Enfin, les CCIFI, basées à l’étranger, sont, pour leur part, souvent des structures à statut privé, bilatérales (avec des membres français et des membres du pays de localisation), autofinancées, qui vivent de l’offre de prestations de services à leurs membres et aux nouveaux arrivants qui vont de la formation à la domiciliation.
« Si nous arrivons à une plateforme cohérente et efficiente, nous jouerons, nous-mêmes et Business France, notre rôle de colonne vertébrale de l’écosystème de l’export ».
Longtemps, ces différents acteurs ont joué leur partition en traînant des pieds pour se rapprocher, créant la confusion, notamment chez les entreprises. Leur défi est aujourd’hui de trouver une partition commune, jugée équilibrée par chacun, qui permette d’harmoniser et de coordonner leurs offres aux entreprises, le fameux « parcours de l’export unifié » promis par les ministres et secrétaires d’État au Commerce extérieur successifs depuis près de six ans.

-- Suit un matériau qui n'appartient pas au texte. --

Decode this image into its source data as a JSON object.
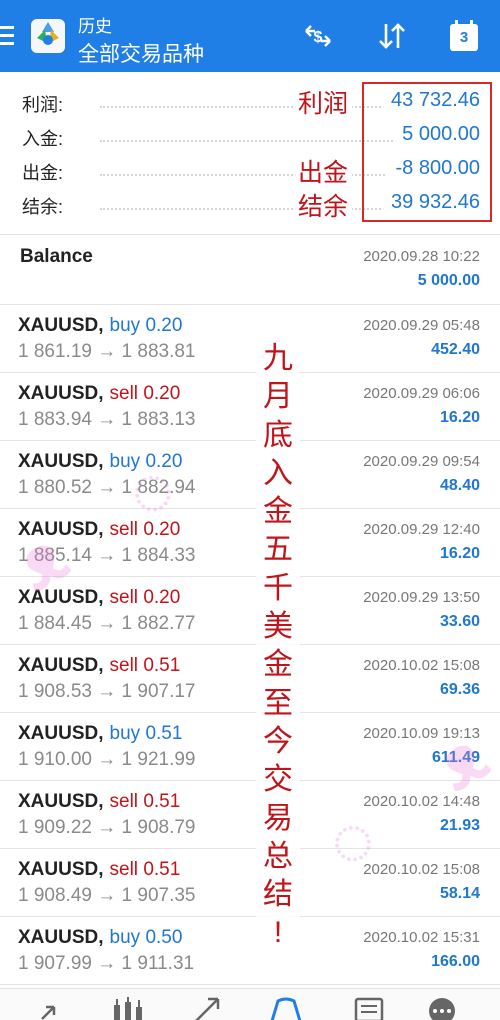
{
  "header": {
    "subtitle": "历史",
    "title": "全部交易品种",
    "calendar_day": "3"
  },
  "summary": {
    "rows": [
      {
        "label": "利润:",
        "value": "43 732.46"
      },
      {
        "label": "入金:",
        "value": "5 000.00"
      },
      {
        "label": "出金:",
        "value": "-8 800.00"
      },
      {
        "label": "结余:",
        "value": "39 932.46"
      }
    ],
    "annotations": {
      "profit": "利润",
      "withdrawal": "出金",
      "balance": "结余"
    }
  },
  "balance_entry": {
    "label": "Balance",
    "date": "2020.09.28 10:22",
    "amount": "5 000.00"
  },
  "trades": [
    {
      "symbol": "XAUUSD,",
      "side": "buy",
      "lots": "0.20",
      "open": "1 861.19",
      "close": "1 883.81",
      "date": "2020.09.29 05:48",
      "profit": "452.40"
    },
    {
      "symbol": "XAUUSD,",
      "side": "sell",
      "lots": "0.20",
      "open": "1 883.94",
      "close": "1 883.13",
      "date": "2020.09.29 06:06",
      "profit": "16.20"
    },
    {
      "symbol": "XAUUSD,",
      "side": "buy",
      "lots": "0.20",
      "open": "1 880.52",
      "close": "1 882.94",
      "date": "2020.09.29 09:54",
      "profit": "48.40"
    },
    {
      "symbol": "XAUUSD,",
      "side": "sell",
      "lots": "0.20",
      "open": "1 885.14",
      "close": "1 884.33",
      "date": "2020.09.29 12:40",
      "profit": "16.20"
    },
    {
      "symbol": "XAUUSD,",
      "side": "sell",
      "lots": "0.20",
      "open": "1 884.45",
      "close": "1 882.77",
      "date": "2020.09.29 13:50",
      "profit": "33.60"
    },
    {
      "symbol": "XAUUSD,",
      "side": "sell",
      "lots": "0.51",
      "open": "1 908.53",
      "close": "1 907.17",
      "date": "2020.10.02 15:08",
      "profit": "69.36"
    },
    {
      "symbol": "XAUUSD,",
      "side": "buy",
      "lots": "0.51",
      "open": "1 910.00",
      "close": "1 921.99",
      "date": "2020.10.09 19:13",
      "profit": "611.49"
    },
    {
      "symbol": "XAUUSD,",
      "side": "sell",
      "lots": "0.51",
      "open": "1 909.22",
      "close": "1 908.79",
      "date": "2020.10.02 14:48",
      "profit": "21.93"
    },
    {
      "symbol": "XAUUSD,",
      "side": "sell",
      "lots": "0.51",
      "open": "1 908.49",
      "close": "1 907.35",
      "date": "2020.10.02 15:08",
      "profit": "58.14"
    },
    {
      "symbol": "XAUUSD,",
      "side": "buy",
      "lots": "0.50",
      "open": "1 907.99",
      "close": "1 911.31",
      "date": "2020.10.02 15:31",
      "profit": "166.00"
    }
  ],
  "vertical_annotation": [
    "九",
    "月",
    "底",
    "入",
    "金",
    "五",
    "千",
    "美",
    "金",
    "至",
    "今",
    "交",
    "易",
    "总",
    "结",
    "!"
  ],
  "arrow": "→",
  "colors": {
    "header": "#1f7fe6",
    "buy": "#1f77d0",
    "sell": "#c0141b",
    "annotation": "#c0141b"
  },
  "icons": [
    "menu-icon",
    "app-logo-icon",
    "currency-exchange-icon",
    "sort-icon",
    "calendar-icon",
    "quotes-icon",
    "chart-icon",
    "trade-icon",
    "history-icon",
    "messages-icon",
    "more-icon"
  ]
}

« L’accord auquel nous devons parvenir doit bien définir le rôle des uns et des autres et bien engager les uns et les autres », souligne Jean-François Gendron. « Si nous arrivons à une plateforme cohérente et efficiente, nous jouerons, nous-mêmes et Business France, notre rôle de colonne vertébrale de l’écosystème de l’export ».
En l’occurrence, pour rallier les directeurs de CCI International en Région et les présidents des CCIFI à l’étranger, la nouvelle mouture doit permettre de prendre en compte les spécificités de chaque région et de chaque pays. Il doit aussi intégrer, à la demande de la base, d’autres acteurs tels que Bpifrance et les CAI. « On ne réglera pas toutes les spécificités par un accord global. Ce que l’on souhaite à présent, c’est établir un fil rouge le plus clair possible », explique encore le président de CCI International. « L’accord doit en outre être le plus lisible possible pour les entreprises, les autres acteurs tels que les OSCI, les Régions, l’État. Et c’est autant valable pour nous que pour Business France », insiste-t-il.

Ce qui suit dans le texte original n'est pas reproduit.